GOTHENBURG, SWEDEN — A Swedish and an Irish company have been developing and providing new forms of burial.
Promessa Organic from Sweden, led by biologist Susanne Wiigh-Mäsak, has developed what they’ve called Promession, a method by which the human body is converted into powder, dried and eventually turned into organic matter that converts into soil within a year.
Similar to the process of freeze drying, promession involves a system called the Promator in which the body is first frozen to minus 18 degrees Celsius and submerged in liquid nitrogen. The body is refrozen as the liquid nitrogen evaporates into harmless gas.
The brittle body then is vibrated and transformed into organic powder. The powder is taken to a vacuum-sealed chamber where water is evaporated. Afterwards, mercury, allegan, sodium and over 50 other foreign substances are removed. The remains are packed into an organic coffin and buried at the family’s request. After a year, the remains turn into soil, which can feed a tree.

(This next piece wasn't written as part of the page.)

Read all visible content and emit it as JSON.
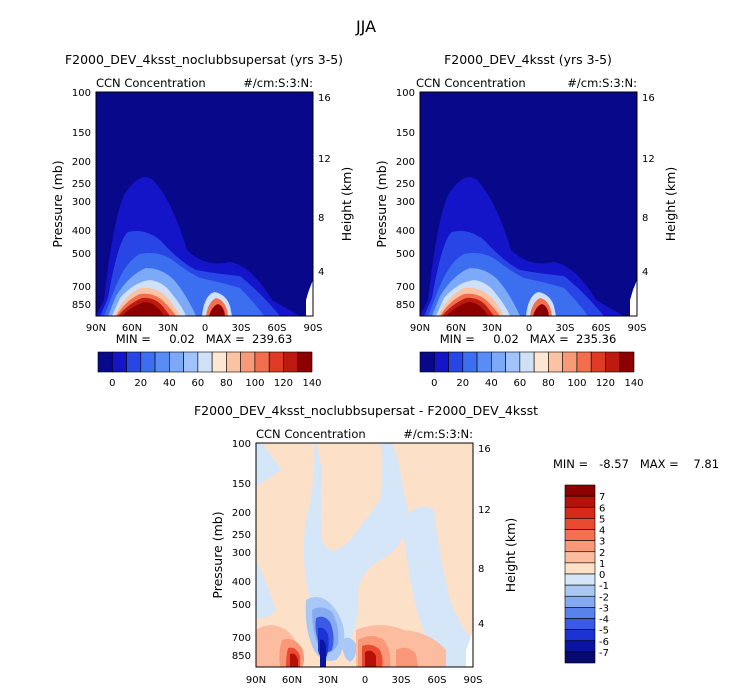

The company has also developed an improved “clean cremation” where the dry and metal free remains that exit the Promator system are burned. This clean cremation can guarantee Zero Mercury and avoid the production of dioxins.
Irish company EcoLegacy offers a similar burial service. Their process, which they’ve called EcoLation, is similar to Promession, except the energy that is expelled in the process is turned into energy reused in future processes.
Both processes differ and are more ecologically friendly than traditional burial and cremation. In traditional burial, coffins and chemicals (formaldehyde) are introduced into the environment. In cremation, heat energy is consumed and toxins are released to reduce the body into ashes, which are waste products that contain no organic material.